The Diocese of Brooklyn categorically denies the allegations made today by Jeff Anderson. He is well aware of the actions taken by the Diocese of Brooklyn with respect to Monsignor Otto Garcia, yet he is making sensational misrepresentations in order to garner media attention.
To clarify the details around Msgr. Garcia:
- July 25, 2017 – we learned of the allegation against Msgr. Garcia by Thomas Davis
- July 28, 2017 – allegation was called into the reporting line. Law enforcement was notified that same day, and an investigation began.
On November 29, 2017, the Diocesan Review Board, chaired by Joseph Esposito, a retired NYPD Chief of Department and former Commissioner of the New York City Office of Emergency Management, informed the Bishop that based on their review of the findings of the investigators, they unanimously determined the allegation to be not credible. The board determined that there was a lack of evidence to substantiate the allegations against Monsignor Garcia.
The Diocesan Review Board is composed of nine voting members, including lawyers with experience in family law and child abuse, healthcare professionals, mental health professionals, a survivor of clergy abuse and a pastor. Here is a video on how the Diocesan Review Board handles investigations of allegations of clergy sexual abuse.
As to the second lawsuit filed against Msgr. Garcia by Jeff Anderson, law enforcement will be notified, and an investigation will begin once we have sufficient information to do so. If that allegation were to be found credible, the Diocese of Brooklyn’s Zero Tolerance Policy is very clear. If any clergy member is found to be credibly accused of sexual abuse of a minor, he is permanently removed from ministry.
The Diocese of Brooklyn works to eradicate sexual abuse every day, and we take issue with Mr. Anderson’s claims that we have swept this case under the rug. We held a town hall meeting with parents at St. Joan of Arc School and heard their concerns. Msgr. Garcia chose to step down as pastor, a position which he had held for 12 years at St. Joan of Arc. Though he is eligible to retire, Msgr. Garcia is continuing to minister as a parochial vicar at St. Teresa in Woodside. Garcia’s new assignment was published in our diocesan newspaper, The Tablet.

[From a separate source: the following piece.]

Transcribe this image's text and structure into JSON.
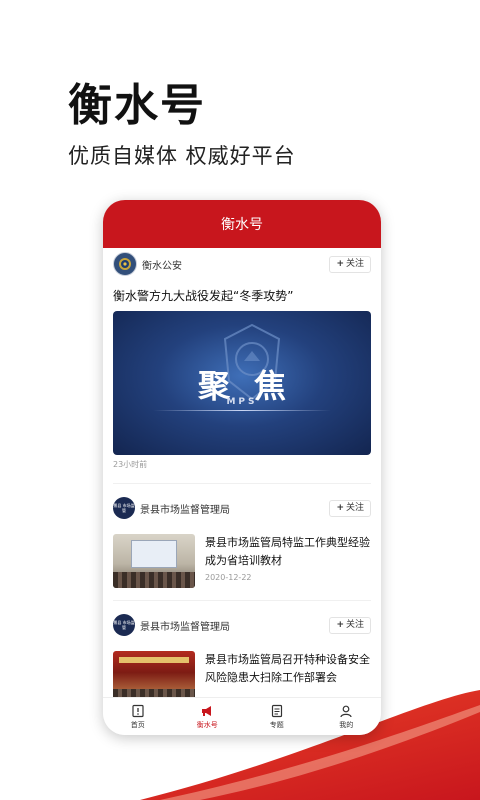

Sexual abuse of a minor is a horrendous crime that has hurt children in our Church and in society as a whole. The Diocese of Brooklyn takes all allegations of sexual abuse seriously. On the ten new cases filed today, we are just learning about them and need to carefully review the allegations made in these lawsuits. But you will see four priests are already on the list we published of credibly accused priests in February.https://dioceseofbrooklyn.org/sex-abuse-crisis-response/list/ Four lawsuits involve religious brothers, who are under the direction of their respective religious superiors. One is a lay person.
The Diocese of Brooklyn has apologized to victims who have suffered due to sexual abuse by clergy. And we have instituted the most aggressive policies when it comes to child protection. The Diocese conducts initial and ongoing background checks of all employees and volunteers and requires age-appropriate sexual abuse awareness training for children and any adults who work with children.

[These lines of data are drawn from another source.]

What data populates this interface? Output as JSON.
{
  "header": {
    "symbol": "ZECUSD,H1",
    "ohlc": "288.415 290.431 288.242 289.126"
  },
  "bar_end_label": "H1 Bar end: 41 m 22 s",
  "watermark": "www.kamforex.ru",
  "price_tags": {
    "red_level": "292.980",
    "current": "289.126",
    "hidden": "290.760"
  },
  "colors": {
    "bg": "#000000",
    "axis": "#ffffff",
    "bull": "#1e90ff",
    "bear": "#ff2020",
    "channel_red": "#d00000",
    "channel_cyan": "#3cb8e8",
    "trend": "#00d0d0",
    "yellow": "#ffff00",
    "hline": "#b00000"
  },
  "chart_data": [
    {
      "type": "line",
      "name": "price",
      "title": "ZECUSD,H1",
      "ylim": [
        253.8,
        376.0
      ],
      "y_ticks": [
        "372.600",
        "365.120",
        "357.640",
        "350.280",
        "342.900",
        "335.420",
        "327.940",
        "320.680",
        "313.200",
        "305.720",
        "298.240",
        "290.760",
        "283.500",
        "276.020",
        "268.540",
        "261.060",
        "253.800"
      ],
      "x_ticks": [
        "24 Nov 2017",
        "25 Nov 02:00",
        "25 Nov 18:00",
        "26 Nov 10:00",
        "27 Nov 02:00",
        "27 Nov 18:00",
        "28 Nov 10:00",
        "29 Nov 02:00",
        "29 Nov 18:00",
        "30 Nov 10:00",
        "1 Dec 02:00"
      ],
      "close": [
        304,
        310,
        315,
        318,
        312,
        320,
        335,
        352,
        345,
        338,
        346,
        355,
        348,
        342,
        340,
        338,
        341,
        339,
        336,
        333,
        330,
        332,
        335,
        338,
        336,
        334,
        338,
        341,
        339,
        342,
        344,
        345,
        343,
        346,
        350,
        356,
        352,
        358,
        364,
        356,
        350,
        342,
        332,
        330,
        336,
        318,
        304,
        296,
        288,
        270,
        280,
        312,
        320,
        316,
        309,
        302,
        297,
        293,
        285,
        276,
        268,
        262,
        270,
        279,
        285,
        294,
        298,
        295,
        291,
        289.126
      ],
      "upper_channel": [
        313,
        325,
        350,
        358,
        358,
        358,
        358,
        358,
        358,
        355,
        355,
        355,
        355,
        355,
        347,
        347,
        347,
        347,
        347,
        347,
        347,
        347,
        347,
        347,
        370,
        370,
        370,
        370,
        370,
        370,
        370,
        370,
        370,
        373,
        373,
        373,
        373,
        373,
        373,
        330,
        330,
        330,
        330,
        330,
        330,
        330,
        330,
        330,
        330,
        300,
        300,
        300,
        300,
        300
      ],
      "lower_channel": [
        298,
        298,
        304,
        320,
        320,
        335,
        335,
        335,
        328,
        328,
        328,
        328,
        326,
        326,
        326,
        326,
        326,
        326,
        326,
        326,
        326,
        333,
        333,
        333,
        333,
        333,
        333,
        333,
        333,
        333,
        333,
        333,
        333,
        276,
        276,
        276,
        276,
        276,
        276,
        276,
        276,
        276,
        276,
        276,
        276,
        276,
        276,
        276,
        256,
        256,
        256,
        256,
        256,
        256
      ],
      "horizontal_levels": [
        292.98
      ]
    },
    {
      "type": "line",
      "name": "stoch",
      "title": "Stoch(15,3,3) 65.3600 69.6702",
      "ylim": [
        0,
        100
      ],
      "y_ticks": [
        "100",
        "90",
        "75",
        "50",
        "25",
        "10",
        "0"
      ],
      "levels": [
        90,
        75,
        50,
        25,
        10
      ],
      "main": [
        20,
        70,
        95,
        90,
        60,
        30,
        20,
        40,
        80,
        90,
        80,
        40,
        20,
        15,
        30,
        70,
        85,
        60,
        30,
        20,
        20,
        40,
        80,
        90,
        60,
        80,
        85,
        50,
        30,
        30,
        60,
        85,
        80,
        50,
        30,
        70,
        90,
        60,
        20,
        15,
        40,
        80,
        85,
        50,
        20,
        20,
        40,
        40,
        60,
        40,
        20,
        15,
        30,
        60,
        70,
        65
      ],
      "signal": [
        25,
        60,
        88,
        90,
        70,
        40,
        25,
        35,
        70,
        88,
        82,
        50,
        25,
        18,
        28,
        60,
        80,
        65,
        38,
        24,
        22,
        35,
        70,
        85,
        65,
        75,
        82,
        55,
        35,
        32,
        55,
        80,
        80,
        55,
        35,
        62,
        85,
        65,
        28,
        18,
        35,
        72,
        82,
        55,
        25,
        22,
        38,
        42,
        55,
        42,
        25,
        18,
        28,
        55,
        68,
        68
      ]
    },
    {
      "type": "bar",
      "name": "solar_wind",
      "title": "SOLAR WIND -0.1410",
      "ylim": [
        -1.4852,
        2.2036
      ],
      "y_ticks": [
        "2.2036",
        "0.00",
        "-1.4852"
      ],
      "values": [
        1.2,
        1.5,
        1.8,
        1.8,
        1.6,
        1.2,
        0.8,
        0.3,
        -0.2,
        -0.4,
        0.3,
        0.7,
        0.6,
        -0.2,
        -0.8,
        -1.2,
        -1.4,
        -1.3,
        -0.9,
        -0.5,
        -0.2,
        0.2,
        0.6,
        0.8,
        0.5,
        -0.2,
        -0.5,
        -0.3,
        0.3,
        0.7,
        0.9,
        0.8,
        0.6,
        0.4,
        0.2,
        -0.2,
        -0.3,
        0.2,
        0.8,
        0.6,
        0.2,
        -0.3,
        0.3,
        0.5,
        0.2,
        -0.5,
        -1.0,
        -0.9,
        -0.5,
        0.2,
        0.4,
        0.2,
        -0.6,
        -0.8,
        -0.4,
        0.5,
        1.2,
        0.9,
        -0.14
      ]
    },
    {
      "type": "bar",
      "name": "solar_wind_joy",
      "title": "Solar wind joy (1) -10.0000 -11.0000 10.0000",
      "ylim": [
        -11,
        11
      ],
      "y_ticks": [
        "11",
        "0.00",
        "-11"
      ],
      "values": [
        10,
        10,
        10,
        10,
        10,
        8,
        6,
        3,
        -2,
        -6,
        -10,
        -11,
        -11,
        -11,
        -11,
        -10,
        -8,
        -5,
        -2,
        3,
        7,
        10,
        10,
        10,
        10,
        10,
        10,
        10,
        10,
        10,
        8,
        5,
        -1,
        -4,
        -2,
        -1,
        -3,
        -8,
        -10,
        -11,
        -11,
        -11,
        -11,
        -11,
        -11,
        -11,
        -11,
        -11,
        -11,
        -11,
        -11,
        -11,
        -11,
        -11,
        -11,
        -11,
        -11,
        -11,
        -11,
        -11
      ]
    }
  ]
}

We have worked with about 500 victim-survivors through our Independent Reconciliation and Compensation program. We offer various survivor support groups and a yearly Mass of Hope and Healing. Bishop Nicholas DiMarzio has personally met with victim-survivors to hear about their traumatic experiences.

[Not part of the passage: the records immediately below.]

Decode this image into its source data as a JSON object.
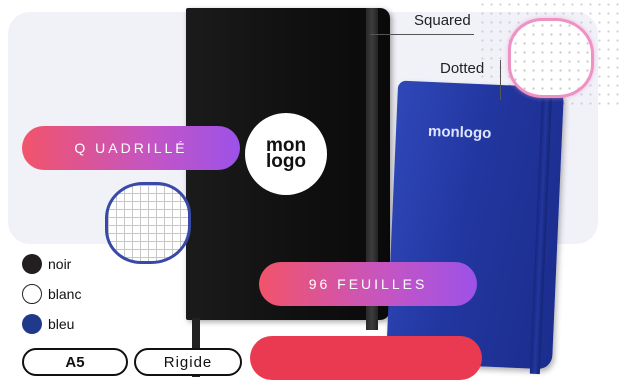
{
  "callouts": {
    "squared": "Squared",
    "dotted": "Dotted"
  },
  "notebook_black": {
    "logo_line1": "mon",
    "logo_line2": "logo"
  },
  "notebook_blue": {
    "logo": "monlogo"
  },
  "pills": {
    "ruling": "Q UADRILLÉ",
    "pages": "96 FEUILLES"
  },
  "colors": [
    {
      "label": "noir",
      "hex": "#231f20"
    },
    {
      "label": "blanc",
      "hex": "#ffffff"
    },
    {
      "label": "bleu",
      "hex": "#1f3a8a"
    }
  ],
  "tags": {
    "size": "A5",
    "cover": "Rigide"
  },
  "accent_colors": {
    "gradient_start": "#f2546a",
    "gradient_end": "#9c52e8",
    "red": "#ea3a51",
    "panel": "#f1f1f8"
  },
  "icons": {
    "dotted_sample": "dotted-paper-sample",
    "grid_sample": "squared-paper-sample"
  }
}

The Bishop has also been pro-active on the subject, holding listening sessions with parishioners across the diocese where they have had the opportunity to meet with lay officials, two of which are women and mothers, who play pivotal roles in dealing with the sexual abuse crisis.
Jeff Anderson is trying these cases in the press, and his motivation is clear. As noted by Marci Hamilton in an op-ed in the New York Daily News “When victims call the mass tort attorneys, they are typically told that the firm is not interested in cases that don’t involve large institutions, like the Catholic Church.”
For nearly twenty years, the Diocese of Brooklyn has sought to make our Churches and schools the safest places for children and at the same time acknowledged the failures of the past. Over these years, we have sought to express our deep contrition and sorrow for the evil crimes committed by some members of our Church. Today and every day, we stand with victim-survivors on their journey toward healing.